In the normal heart, blood flow to the inner layers of the left ventricle occurs principally during diastole. This is because tissue pressures in the wall of the left ventricle during systole are so great that inner-layer arterioles are squeezed shut by the extravascular compressive forces. Diastolic left ventricular tissue pressures are also greatest in the subendocardium. As the heart fails and/or becomes hypertrophied, these extravascular compressive forces increase as left ventricular diastolic pressure (i.e., ventricular filling pressure) increases.

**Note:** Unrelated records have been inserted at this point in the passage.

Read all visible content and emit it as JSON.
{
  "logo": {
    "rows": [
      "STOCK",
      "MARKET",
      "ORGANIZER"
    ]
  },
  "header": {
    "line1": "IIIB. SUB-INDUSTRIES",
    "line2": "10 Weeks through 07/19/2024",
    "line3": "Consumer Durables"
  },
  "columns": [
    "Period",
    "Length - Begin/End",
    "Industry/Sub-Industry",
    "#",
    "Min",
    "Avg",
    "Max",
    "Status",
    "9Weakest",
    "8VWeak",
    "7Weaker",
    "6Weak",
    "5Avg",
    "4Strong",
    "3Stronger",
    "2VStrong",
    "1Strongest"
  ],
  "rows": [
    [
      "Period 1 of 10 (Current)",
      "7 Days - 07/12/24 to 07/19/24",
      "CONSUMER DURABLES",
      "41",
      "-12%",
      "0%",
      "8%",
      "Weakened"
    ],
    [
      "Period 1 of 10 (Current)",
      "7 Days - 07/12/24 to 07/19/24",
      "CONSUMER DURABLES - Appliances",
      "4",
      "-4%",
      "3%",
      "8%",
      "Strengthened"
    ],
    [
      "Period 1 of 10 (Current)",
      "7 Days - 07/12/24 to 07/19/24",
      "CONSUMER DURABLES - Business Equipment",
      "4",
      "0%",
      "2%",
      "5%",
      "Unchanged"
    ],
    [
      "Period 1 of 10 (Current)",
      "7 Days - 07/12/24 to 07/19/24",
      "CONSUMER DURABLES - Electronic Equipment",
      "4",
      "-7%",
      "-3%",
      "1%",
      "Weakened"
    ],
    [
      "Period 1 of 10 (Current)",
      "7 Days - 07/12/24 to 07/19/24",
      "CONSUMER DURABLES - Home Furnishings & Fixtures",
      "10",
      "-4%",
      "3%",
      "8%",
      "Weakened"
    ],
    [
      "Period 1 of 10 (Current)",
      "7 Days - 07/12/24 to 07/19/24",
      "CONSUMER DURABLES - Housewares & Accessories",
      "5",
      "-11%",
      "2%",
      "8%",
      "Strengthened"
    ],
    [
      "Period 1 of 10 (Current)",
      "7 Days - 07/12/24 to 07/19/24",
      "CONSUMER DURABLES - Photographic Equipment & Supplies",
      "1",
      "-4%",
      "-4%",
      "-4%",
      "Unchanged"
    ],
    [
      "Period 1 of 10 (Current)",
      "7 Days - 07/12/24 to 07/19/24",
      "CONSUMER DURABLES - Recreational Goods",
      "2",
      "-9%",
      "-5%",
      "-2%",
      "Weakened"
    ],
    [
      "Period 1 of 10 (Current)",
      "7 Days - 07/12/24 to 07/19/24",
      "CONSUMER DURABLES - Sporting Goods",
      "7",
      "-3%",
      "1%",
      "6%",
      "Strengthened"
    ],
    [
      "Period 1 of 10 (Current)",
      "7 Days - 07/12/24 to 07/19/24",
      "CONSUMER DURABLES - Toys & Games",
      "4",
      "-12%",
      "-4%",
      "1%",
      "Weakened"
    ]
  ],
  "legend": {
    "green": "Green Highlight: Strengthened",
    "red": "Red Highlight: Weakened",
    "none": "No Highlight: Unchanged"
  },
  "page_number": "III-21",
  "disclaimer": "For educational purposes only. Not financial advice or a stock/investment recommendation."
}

Slowing of myocyte relaxation also encroaches on the interval of diastole in the hypertrophied or failing heart. In the normal heart, autoregulatory (i.e., metabolic vasodilation) processes cause arteriolar vasodilation in the subendocardium to compensate for systolic underperfusion. However, increases of left ventricular diastolic pressure that occur in the failing heart may compress the arteriolar bed in the inner myocardial layers sufficiently to overwhelm autoregulatory mechanisms, particularly those that normally maintain adequate subendocardial blood flow. Because subendocardial blood flow occurs predominantly during diastole, tachycardia also acts to impede blood flow in the subendocardium by shortening the interval of diastole.

Thus, even in the absence of obstructive coronary artery disease, functional abnormalities can limit blood flow to the inner myocardial layers of the diseased heart. These abnormalities are often then associated with a reduction of the ATP synthetic capacity in the subendocardium. Thus, the extravascular forces that act on the small coronary vessels embedded in the myocardium cause the subendocardium to be the region of the ventricular wall that is most vulnerable to hypoperfusion and ischemia.